CofC student senate votes not to impeach Ross Kressel 

Errant tweets in spotlight as SGA president faces Senate

Ross Kressel, student body president at the College of Charleston, faces impeachment for messages he allegedly posted on the now-deleted Twitter account @CofCPolitico.

Paul Bowers

Ross Kressel, student body president at the College of Charleston, faces impeachment for messages he allegedly posted on the now-deleted Twitter account @CofCPolitico.

UPDATE: The bill for impeachment did not pass, so Kressel will remain president of the student body. However, the Student Senate voted no confidence in Kressel. In the event that the Senate gives Kressel a second vote of no confidence later in the academic year, impeachment proceedings will begin again.

You can still read a transcript of the live coverage by clicking on the "Cover It Live" box on this page.

Ross Kressel, embattled president of the Student Government Association at College of Charleston, faces impeachment tonight in the first Student Senate meeting of the school year.

Last week, Student Body Treasurer Luke Rozansky got the ball rolling on removing Kressel from office over a series of offensive messages Kressel allegedly posted on an anonymous Twitter account. Today, two bills will go before the 40-member Senate: one for impeachment, one for a vote of no confidence.

“If people don’t believe that this is enough for impeachment, they might consider it enough for a vote of no confidence,” Rozansky says.

Justin Lyons, a chairperson on the executive board, says the intent of the vote of no confidence is to establish a precedent of disapproval. It is the second-most-severe disciplinary route the Senate can take, with impeachment being harsher and censure being less harsh.

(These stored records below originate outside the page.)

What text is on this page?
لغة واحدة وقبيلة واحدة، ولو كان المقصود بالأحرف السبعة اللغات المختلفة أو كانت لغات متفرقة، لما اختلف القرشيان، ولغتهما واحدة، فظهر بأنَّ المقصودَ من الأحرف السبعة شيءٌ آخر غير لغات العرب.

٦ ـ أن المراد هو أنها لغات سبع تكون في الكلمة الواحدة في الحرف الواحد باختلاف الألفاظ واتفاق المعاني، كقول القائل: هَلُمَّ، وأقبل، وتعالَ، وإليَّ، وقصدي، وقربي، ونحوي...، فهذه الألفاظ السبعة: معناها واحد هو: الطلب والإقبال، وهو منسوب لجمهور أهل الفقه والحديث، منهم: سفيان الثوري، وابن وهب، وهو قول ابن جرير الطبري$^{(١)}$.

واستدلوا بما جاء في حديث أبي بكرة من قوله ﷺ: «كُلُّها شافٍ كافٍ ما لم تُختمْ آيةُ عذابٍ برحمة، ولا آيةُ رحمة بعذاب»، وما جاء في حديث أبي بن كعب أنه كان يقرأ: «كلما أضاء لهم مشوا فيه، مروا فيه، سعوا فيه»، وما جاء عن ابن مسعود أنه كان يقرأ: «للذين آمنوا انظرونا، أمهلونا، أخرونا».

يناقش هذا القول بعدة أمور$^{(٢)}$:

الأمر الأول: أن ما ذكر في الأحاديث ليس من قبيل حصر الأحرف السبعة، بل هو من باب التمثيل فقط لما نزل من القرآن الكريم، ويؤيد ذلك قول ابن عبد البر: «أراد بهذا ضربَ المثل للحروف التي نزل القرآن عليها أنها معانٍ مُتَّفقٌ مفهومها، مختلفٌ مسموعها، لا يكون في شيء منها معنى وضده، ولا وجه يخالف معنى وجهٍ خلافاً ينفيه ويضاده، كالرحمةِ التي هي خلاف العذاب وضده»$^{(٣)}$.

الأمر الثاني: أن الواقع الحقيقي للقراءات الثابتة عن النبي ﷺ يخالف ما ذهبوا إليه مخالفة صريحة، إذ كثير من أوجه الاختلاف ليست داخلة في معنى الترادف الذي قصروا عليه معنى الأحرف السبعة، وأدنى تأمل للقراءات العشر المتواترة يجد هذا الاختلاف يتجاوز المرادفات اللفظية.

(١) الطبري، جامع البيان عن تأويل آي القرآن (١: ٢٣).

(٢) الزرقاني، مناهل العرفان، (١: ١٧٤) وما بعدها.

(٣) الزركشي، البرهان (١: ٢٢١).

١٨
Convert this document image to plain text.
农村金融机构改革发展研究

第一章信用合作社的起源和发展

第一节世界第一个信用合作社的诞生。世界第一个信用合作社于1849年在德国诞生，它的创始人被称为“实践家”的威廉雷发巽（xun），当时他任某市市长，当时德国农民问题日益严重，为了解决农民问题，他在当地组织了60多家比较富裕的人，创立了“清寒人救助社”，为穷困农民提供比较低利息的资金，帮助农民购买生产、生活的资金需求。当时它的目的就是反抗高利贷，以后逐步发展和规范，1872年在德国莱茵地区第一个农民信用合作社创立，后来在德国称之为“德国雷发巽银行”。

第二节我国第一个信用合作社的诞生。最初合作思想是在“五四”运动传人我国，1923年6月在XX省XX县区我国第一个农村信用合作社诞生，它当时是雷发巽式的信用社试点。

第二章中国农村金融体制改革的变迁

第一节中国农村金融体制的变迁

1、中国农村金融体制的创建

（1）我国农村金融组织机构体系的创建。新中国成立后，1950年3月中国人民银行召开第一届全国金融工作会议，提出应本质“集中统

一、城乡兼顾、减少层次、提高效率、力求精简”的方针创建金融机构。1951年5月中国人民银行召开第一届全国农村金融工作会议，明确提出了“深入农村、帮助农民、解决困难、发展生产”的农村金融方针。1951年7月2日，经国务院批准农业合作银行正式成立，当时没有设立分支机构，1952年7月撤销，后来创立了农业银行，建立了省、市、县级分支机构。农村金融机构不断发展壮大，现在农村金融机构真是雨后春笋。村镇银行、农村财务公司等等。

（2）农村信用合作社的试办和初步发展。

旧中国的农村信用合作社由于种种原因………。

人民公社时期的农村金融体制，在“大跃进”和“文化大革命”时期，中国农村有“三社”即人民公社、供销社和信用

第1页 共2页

If a two-thirds majority of senators vote for impeachment, Kressel will be suspended from his position while his case goes before the Honor Council, which consists of the students from the disciplinary Honor Board. The Honor Council would then have eight days to decide Kressel's fate.

Rozansky says the impeachment case is an "unfortunate situation in general."

"It's unfortunate that this is how freshmen will be exposed to student government," he says. "But I think it's important to get this issue out of the way sooner rather than later."